Having read this article by Mr Money Mustache, I’ve become quite fixated on figuring out what the average monthly spend (for a house sharing, child free Londoner) would be so that I could work out what the 25% spending level I should be aiming for might be. I scoured the interwebs for hours on my mobile (with its spider web crack that makes reading a pain) and on my laptop at work and came up with the following. Please note that the numbers below assume an average take home amount of £2000 after tax, saving just over 10%, eating out or having lunch a few times a week and going out once a week, a weekly round trip taxi, and getting around zones 1-2 by public transport.
Category | Average | Previous spend | Current spend | Ideal spend |
Rent | 757.20 | 650 | 833.33 | 800 |
Utilities (gas/electricity, water, council tax, mobile tariff, broadband, TV) | 65.76 | 100 | 55 | 50 |
Goods/services (electronics, cleaner, household items) | 74.95 | 100 | 78 | 50 |
Public transport | 130 | 216 | 130 | 40 |
Groceries / food at home | 156.11 | 400 | 250 | 160 |
Going out / entertainment | 409.5 | 700 | 225 | 125 |
Taxis | 53.91 | 100 | 20 | 0 |
Clothes and shoes | 23.51 | 100 | 0 | 50 |
Sports & travel | 56.33 | 329.50 | 15 | 22 |
Savings | 250 | 100 | 0 | 1000* |
TOTALS | 1977.27 | 2795.50 | 1603.33* | 2297* |
Commentary
The asterisks indicate that the current and ideal spends are short of the amount I earn because:
- Current spend involves servicing debt with around 30-45% of my income
- Ideal spend includes long term (~30%) savings but not short term freedom/emergency/travel fund savings
If we ignore the savings, it appears that the average Londoner is spending around £1 700 and I was spending a ridiculous £1 000 above that.
Rent: Why have I set my target at around £800? Well it’s important to me to live in a decent space that can not only host dinner parties, barbecues, film & video/board games nights in but also allow me to pay forward the generosity that people have shown me in letting me crash in their rooms and on their sofas. We can have 3 or 4 people stay over comfortably even when all 3 of us are home and 8 or so if we break out the airbeds too. It’s also important for me to feel safe when I’m walking/cycling home at all hours so I’m not going to be able to spend much less on a room in London.

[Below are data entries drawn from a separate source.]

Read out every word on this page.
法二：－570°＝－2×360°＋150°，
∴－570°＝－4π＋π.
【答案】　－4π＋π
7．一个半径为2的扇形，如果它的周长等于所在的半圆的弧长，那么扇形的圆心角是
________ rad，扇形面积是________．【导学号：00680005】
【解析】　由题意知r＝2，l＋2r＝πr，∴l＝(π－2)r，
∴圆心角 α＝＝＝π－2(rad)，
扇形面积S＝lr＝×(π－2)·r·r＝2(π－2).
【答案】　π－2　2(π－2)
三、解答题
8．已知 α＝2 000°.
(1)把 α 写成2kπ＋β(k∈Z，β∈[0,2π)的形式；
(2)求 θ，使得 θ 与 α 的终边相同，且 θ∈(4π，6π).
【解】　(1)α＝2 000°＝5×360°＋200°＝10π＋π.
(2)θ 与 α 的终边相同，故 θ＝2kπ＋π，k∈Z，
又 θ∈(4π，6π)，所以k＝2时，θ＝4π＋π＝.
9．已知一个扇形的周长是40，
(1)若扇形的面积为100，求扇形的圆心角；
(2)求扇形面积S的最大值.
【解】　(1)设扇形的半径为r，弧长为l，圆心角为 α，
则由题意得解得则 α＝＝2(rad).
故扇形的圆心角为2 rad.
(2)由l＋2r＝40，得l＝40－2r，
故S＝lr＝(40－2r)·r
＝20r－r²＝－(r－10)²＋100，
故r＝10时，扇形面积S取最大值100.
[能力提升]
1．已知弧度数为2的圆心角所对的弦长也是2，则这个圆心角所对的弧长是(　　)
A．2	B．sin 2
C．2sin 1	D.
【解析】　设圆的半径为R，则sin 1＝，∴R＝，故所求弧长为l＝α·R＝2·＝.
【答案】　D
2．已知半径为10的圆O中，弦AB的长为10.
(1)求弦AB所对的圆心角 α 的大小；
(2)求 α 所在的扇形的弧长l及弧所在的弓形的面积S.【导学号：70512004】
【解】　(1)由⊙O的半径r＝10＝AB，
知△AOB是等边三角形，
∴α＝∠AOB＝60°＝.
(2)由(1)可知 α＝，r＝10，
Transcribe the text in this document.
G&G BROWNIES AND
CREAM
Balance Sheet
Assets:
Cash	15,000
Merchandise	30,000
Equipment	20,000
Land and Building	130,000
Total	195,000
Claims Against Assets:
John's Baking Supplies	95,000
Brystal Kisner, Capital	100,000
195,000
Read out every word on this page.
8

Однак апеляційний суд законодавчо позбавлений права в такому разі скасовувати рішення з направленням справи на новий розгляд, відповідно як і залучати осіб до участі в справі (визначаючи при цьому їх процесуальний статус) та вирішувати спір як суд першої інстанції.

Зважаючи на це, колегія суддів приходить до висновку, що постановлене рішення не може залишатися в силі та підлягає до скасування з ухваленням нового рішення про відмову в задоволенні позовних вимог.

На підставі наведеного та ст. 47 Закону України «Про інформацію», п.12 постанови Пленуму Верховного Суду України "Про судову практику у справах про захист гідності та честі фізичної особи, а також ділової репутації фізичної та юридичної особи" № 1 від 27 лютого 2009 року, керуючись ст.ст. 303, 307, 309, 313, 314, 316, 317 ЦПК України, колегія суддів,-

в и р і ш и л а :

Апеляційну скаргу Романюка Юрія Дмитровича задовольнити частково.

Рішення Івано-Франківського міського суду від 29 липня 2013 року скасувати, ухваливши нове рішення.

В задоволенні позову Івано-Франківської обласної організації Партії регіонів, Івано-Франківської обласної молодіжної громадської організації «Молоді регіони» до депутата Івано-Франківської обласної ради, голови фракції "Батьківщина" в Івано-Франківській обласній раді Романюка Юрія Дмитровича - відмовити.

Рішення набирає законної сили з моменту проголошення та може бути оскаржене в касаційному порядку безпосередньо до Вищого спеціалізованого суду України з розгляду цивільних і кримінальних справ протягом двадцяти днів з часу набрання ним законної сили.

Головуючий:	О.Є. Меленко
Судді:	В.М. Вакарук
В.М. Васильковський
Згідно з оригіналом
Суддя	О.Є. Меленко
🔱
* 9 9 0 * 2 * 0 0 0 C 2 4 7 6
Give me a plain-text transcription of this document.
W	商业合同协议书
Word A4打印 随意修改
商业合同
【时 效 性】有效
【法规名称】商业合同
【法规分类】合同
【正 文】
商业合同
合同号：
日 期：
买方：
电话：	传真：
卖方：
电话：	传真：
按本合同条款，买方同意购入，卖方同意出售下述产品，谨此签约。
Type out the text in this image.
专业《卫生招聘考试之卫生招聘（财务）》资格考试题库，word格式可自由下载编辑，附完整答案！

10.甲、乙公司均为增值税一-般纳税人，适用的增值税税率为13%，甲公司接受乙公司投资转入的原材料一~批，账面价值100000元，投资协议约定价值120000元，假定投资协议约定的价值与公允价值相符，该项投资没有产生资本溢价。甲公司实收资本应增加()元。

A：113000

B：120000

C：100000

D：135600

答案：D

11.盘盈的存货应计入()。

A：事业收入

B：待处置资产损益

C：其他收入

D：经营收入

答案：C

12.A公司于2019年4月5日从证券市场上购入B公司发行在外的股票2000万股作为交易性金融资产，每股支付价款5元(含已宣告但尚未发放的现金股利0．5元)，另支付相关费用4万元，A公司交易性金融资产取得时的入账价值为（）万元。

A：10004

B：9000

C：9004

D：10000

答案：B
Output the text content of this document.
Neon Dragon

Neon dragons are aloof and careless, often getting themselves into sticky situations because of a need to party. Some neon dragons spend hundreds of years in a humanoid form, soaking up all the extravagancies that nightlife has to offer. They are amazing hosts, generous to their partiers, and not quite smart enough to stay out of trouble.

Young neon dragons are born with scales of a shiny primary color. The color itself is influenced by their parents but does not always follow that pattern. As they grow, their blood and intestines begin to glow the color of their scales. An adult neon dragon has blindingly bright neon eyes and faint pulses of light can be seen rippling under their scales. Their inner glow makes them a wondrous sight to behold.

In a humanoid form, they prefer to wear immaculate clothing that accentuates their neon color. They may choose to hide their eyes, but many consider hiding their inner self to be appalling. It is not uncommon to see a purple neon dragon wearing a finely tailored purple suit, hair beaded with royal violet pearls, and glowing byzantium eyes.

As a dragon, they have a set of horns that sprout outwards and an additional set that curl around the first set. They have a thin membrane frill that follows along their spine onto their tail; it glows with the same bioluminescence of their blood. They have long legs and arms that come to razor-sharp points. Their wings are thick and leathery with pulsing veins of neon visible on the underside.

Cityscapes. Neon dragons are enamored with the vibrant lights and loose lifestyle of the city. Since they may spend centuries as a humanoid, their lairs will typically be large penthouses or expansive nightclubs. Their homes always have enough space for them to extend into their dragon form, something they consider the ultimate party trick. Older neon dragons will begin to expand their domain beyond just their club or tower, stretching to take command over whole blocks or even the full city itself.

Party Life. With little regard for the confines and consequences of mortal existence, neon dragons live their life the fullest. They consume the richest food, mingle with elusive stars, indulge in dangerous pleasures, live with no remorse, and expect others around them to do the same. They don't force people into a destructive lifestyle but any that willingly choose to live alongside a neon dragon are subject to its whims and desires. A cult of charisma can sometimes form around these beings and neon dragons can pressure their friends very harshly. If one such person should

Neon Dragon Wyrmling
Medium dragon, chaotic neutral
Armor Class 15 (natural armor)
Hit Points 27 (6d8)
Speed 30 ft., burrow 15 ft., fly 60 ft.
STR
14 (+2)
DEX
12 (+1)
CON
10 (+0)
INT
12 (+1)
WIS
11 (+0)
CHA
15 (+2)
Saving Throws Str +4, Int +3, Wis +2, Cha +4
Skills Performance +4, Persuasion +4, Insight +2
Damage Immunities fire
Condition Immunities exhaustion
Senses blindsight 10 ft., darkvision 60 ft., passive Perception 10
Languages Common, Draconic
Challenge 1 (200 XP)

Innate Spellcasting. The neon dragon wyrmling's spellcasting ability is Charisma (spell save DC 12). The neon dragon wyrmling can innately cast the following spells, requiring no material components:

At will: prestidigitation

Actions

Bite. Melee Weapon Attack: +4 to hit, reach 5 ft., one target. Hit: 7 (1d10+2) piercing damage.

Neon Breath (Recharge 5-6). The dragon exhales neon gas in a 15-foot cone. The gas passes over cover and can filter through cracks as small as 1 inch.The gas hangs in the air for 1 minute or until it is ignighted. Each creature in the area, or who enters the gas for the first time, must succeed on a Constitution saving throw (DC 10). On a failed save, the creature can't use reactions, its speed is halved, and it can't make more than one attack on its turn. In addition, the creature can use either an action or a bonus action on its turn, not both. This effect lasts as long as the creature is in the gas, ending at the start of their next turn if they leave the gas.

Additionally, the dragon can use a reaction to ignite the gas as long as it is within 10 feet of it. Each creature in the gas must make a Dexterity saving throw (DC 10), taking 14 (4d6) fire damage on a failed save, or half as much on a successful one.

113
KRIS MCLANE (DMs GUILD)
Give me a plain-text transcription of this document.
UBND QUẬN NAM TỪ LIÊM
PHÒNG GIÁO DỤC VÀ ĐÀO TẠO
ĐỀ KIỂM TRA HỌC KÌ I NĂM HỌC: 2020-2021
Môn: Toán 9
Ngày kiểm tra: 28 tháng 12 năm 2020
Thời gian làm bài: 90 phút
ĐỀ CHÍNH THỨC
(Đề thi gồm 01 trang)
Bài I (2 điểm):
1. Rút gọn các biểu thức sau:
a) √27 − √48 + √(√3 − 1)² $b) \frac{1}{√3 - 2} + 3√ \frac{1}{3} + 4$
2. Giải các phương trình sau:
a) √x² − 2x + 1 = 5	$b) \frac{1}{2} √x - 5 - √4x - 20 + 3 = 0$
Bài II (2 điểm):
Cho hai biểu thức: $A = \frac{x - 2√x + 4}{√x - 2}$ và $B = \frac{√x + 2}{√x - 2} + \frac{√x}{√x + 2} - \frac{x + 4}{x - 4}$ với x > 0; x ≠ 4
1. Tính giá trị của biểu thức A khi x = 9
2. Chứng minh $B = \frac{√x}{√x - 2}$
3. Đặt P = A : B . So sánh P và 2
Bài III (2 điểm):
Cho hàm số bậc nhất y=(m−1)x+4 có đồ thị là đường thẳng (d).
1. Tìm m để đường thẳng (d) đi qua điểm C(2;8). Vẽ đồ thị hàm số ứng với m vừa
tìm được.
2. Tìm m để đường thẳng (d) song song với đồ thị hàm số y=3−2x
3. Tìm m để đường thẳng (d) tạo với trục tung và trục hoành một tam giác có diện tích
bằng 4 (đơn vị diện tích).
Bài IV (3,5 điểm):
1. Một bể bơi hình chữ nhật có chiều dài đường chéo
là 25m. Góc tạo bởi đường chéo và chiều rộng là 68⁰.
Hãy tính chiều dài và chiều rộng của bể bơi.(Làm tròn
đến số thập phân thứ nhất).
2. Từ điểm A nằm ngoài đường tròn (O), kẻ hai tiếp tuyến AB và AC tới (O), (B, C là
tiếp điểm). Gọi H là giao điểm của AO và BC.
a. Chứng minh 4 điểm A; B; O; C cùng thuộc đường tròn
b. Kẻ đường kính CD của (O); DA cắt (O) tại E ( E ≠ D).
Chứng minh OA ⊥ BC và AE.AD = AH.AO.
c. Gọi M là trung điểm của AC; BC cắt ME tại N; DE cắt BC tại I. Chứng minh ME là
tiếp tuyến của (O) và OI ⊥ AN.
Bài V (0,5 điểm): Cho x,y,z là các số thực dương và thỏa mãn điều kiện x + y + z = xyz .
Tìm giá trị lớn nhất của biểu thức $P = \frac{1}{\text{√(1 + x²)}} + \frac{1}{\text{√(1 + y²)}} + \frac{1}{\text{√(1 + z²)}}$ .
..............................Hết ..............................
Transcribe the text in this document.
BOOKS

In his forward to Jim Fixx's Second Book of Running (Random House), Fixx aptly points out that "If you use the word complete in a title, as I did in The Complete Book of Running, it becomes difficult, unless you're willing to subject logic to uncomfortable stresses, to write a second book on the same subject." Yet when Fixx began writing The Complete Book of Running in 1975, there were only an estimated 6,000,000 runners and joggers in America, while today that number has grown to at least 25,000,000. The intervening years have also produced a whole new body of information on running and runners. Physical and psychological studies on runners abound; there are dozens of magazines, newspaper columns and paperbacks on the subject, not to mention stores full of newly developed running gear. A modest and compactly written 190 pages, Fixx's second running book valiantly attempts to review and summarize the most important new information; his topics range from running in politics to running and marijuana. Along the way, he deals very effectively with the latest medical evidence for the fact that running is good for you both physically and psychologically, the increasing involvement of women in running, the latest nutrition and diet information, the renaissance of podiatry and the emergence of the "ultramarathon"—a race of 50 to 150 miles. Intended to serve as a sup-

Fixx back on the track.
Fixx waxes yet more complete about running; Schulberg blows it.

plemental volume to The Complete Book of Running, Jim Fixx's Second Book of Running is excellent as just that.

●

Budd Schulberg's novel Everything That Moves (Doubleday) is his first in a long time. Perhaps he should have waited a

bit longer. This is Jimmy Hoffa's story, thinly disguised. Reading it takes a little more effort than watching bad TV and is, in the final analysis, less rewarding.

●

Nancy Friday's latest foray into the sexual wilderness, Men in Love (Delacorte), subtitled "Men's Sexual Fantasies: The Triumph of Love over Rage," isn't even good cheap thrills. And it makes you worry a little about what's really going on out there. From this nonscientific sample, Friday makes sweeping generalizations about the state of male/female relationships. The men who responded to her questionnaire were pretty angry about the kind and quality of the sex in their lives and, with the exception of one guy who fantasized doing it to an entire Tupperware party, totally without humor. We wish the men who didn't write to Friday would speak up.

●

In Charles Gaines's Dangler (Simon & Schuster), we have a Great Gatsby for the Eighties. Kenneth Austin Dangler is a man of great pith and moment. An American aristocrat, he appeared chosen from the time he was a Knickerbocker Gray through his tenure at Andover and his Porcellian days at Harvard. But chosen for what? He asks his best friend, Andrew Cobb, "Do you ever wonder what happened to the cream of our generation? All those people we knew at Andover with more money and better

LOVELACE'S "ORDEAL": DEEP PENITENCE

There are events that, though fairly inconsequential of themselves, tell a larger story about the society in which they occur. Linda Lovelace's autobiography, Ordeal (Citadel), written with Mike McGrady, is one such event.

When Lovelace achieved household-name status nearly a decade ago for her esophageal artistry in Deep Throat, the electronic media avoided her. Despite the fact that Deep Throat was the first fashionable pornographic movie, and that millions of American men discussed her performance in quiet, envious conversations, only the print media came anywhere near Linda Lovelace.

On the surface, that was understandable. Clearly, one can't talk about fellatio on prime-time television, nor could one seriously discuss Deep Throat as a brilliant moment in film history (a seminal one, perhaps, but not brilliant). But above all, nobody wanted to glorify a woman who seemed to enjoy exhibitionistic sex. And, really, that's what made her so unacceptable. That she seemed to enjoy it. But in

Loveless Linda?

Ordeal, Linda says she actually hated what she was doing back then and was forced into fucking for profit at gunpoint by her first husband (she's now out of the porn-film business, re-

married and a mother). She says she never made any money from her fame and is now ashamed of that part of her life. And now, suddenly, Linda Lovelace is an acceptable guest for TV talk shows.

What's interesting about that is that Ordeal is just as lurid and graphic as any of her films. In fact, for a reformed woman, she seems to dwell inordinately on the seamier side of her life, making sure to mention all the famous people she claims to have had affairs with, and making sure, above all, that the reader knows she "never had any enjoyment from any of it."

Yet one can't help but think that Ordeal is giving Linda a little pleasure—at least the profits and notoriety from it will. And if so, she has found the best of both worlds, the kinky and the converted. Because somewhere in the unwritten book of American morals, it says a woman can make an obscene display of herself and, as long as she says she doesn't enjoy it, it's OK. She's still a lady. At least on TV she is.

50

Going out/entertainment: Why do I have that at all in my aspirational budget and why do I think I’m spending so much now (when most people would think I should spend nothing on this at all)? I’m a social person. I love the arts, music, film, museums and galleries, dancing, sport as entertainment etc. At the moment I think I’m just used to spending a lot and I haven’t yet figured out how to say NO but I’m working on it. My excuses are it’s difficult not to eat out when I’m crashing at other people’s / working ridiculously long hours / seeing a new person of interest / going to the pub after football and basketball / paying for work lunches and drinks / not wanting my family to know I’m in dire straits. In the future I still expect to pop into the pub once a week after football, attend the feminist and BFI film festivals, see a couple of cheap live gigs/support my creative friends as well as keep Netflix and Spotify going and £25-30 a week is around a quarter of the average.
Sports and travel: £22 a month is a ridiculous amount of money to spend on travel given how frequently I aspire to and how far I’d love to go. I intend to keep the same structure I have at the moment – work an additional shift (or job) or 2 a week – to fund travel for the duration of my debt repayment and possibly longer. I don’t track side hustle money in my regular budget as in theory I don’t need to side hustle.
Clothes and shoes: I know that £50 might seem quite high and not in line with the recommendations of personal finance sites to buy used clothing. But I’m pretty tall, with long limbs and a larger than average bust and huge feet. So I have to buy a lot of my stuff – jackets, bras, and shoes particularly – from specialist stores that know they have me against the ropes. I don’t mind terribly and hopefully once I’ve built my capsule wardrobe then my spending in this category should go down to £10 a mont or so.
At the end of September I’ll have enough data to accurately show what my current spend is with a final goal of being able see how my spending evolves over the course of my debt repayment journey.